As an active person who likes to go outdoors to exercise, never assume you can’t be struck by lightning during a thunderstorm. The best way to avoid lightning is to plan ahead by monitoring the weather and go indoors if you get stuck in a storm. If you are bike riding, the National Weather Service recommends pulling over to a safe shelter if possible and waiting 30 minutes after the last rumble of thunder before resuming your ride. If you are outdoors at a picnic and a storm is brewing, better to jump into the safety of your car until it passes through.

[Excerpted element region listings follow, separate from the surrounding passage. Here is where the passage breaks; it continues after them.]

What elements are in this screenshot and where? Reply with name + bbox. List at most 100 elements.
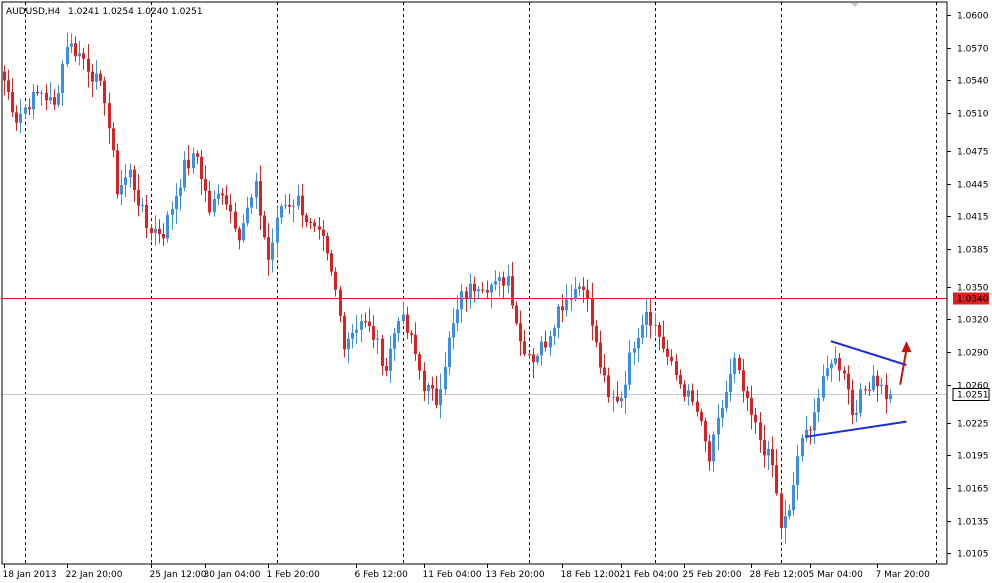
y-axis-tick-label: 1.0540 bbox=[957, 77, 989, 87]
candle-body bbox=[196, 153, 199, 157]
candle-body bbox=[334, 271, 337, 290]
candle-body bbox=[599, 342, 602, 368]
candle-body bbox=[528, 354, 531, 356]
chart-symbol-label: AUDUSD,H4 bbox=[6, 7, 61, 17]
y-axis-tick-label: 1.0320 bbox=[957, 316, 989, 326]
candle-body bbox=[137, 190, 140, 206]
y-axis-tick-label: 1.0225 bbox=[957, 420, 989, 430]
candle-body bbox=[490, 284, 493, 293]
y-axis-tick-label: 1.0290 bbox=[957, 349, 989, 359]
candle-body bbox=[838, 358, 841, 371]
y-axis-tick-label: 1.0600 bbox=[957, 12, 989, 22]
candle-body bbox=[53, 97, 56, 105]
candle-body bbox=[343, 315, 346, 350]
candle-body bbox=[817, 397, 820, 413]
candle-body bbox=[318, 226, 321, 230]
candle-body bbox=[435, 388, 438, 406]
candle-body bbox=[330, 253, 333, 272]
candle-body bbox=[561, 306, 564, 311]
y-axis-tick-label: 1.0165 bbox=[957, 485, 989, 495]
chart-background bbox=[0, 0, 992, 583]
candle-body bbox=[494, 281, 497, 285]
x-axis-tick-label: 5 Mar 04:00 bbox=[809, 570, 864, 580]
candle-body bbox=[397, 321, 400, 334]
candle-body bbox=[376, 338, 379, 340]
y-axis-tick-label: 1.0350 bbox=[957, 284, 989, 294]
candle-body bbox=[843, 370, 846, 374]
x-axis-tick-label: 28 Feb 12:00 bbox=[750, 570, 809, 580]
candle-body bbox=[192, 153, 195, 169]
candle-body bbox=[141, 204, 144, 206]
candle-body bbox=[183, 159, 186, 188]
candle-body bbox=[49, 97, 52, 101]
candle-body bbox=[389, 348, 392, 371]
candle-body bbox=[666, 348, 669, 357]
candle-body bbox=[670, 356, 673, 362]
candle-body bbox=[498, 277, 501, 282]
candle-body bbox=[519, 323, 522, 342]
candle-body bbox=[784, 516, 787, 528]
candle-body bbox=[246, 207, 249, 224]
candle-body bbox=[444, 367, 447, 390]
candle-body bbox=[796, 456, 799, 486]
candle-body bbox=[872, 375, 875, 391]
candle-body bbox=[855, 412, 858, 416]
candle-body bbox=[3, 71, 6, 81]
candle-body bbox=[511, 276, 514, 306]
candle-body bbox=[91, 71, 94, 82]
candle-body bbox=[372, 326, 375, 340]
candle-body bbox=[95, 73, 98, 82]
candle-body bbox=[759, 422, 762, 441]
candle-body bbox=[301, 195, 304, 216]
candle-body bbox=[473, 283, 476, 292]
candle-body bbox=[507, 276, 510, 286]
candle-body bbox=[830, 363, 833, 369]
x-axis-tick-label: 18 Feb 12:00 bbox=[561, 570, 620, 580]
x-axis-tick-label: 22 Jan 20:00 bbox=[66, 570, 123, 580]
price-chart[interactable]: 1.0600 1.0570 1.0540 1.0510 1.0475 1.0445 1.04… bbox=[0, 0, 992, 583]
candle-body bbox=[393, 333, 396, 349]
candle-body bbox=[704, 421, 707, 442]
x-axis-tick-label: 30 Jan 04:00 bbox=[204, 570, 261, 580]
candle-body bbox=[234, 211, 237, 229]
candle-body bbox=[801, 437, 804, 457]
candle-body bbox=[103, 80, 106, 104]
candle-body bbox=[780, 493, 783, 528]
candle-body bbox=[536, 355, 539, 363]
candle-body bbox=[158, 228, 161, 235]
candle-body bbox=[414, 334, 417, 355]
candle-body bbox=[469, 283, 472, 299]
chart-window: 1.0600 1.0570 1.0540 1.0510 1.0475 1.0445 1.04… bbox=[0, 0, 992, 583]
candle-body bbox=[637, 337, 640, 349]
candle-body bbox=[633, 348, 636, 353]
candle-body bbox=[607, 375, 610, 398]
candle-body bbox=[431, 384, 434, 389]
candle-body bbox=[267, 237, 270, 260]
candle-body bbox=[221, 193, 224, 196]
candle-body bbox=[771, 448, 774, 466]
candle-body bbox=[217, 193, 220, 199]
y-axis-tick-label: 1.0475 bbox=[957, 148, 989, 158]
candle-body bbox=[129, 169, 132, 178]
candle-body bbox=[292, 205, 295, 207]
candle-body bbox=[532, 354, 535, 363]
chart-ohlc-label: 1.0241 1.0254 1.0240 1.0251 bbox=[68, 7, 203, 17]
candle-body bbox=[834, 358, 837, 364]
candle-body bbox=[683, 384, 686, 397]
candle-body bbox=[612, 396, 615, 398]
x-axis-tick-label: 1 Feb 20:00 bbox=[267, 570, 321, 580]
candle-body bbox=[66, 46, 69, 64]
candle-body bbox=[368, 321, 371, 327]
candle-body bbox=[582, 286, 585, 290]
x-axis-tick-label: 11 Feb 04:00 bbox=[423, 570, 482, 580]
candle-body bbox=[658, 324, 661, 337]
candle-body bbox=[82, 53, 85, 59]
candle-body bbox=[864, 389, 867, 391]
candle-body bbox=[179, 187, 182, 196]
candle-body bbox=[418, 354, 421, 371]
candle-body bbox=[717, 417, 720, 435]
candle-body bbox=[700, 411, 703, 422]
candle-body bbox=[679, 375, 682, 385]
candle-body bbox=[880, 384, 883, 387]
candle-body bbox=[729, 373, 732, 392]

If you are out camping in “backcountry,” meaning 30 minutes or more from modern vehicles or buildings, you are more vulnerable to lightning since there are no safe places.
Check out this nifty video for staying safe during a storm in the wilderness:
Whether you’re an athletic trainer leading an outdoor bootcamp or human resources worker planning your company’s annual softball outing, it’s your responsibility to keep people out of harm’s way. A few easy safety precautions provided by the National Athletic Trainers’ Association will help you put a safety plan in place.
“All individuals, particularly those who are in charge of sports and recreational activities, should be aware of the hazards, establish and follow appropriate guidelines and ensure that those around them do so,” said Katie Walsh, a professor at East Carolina University who chaired the position statement writing group. “Proper preparation and notifying participants of lightning danger is critical.”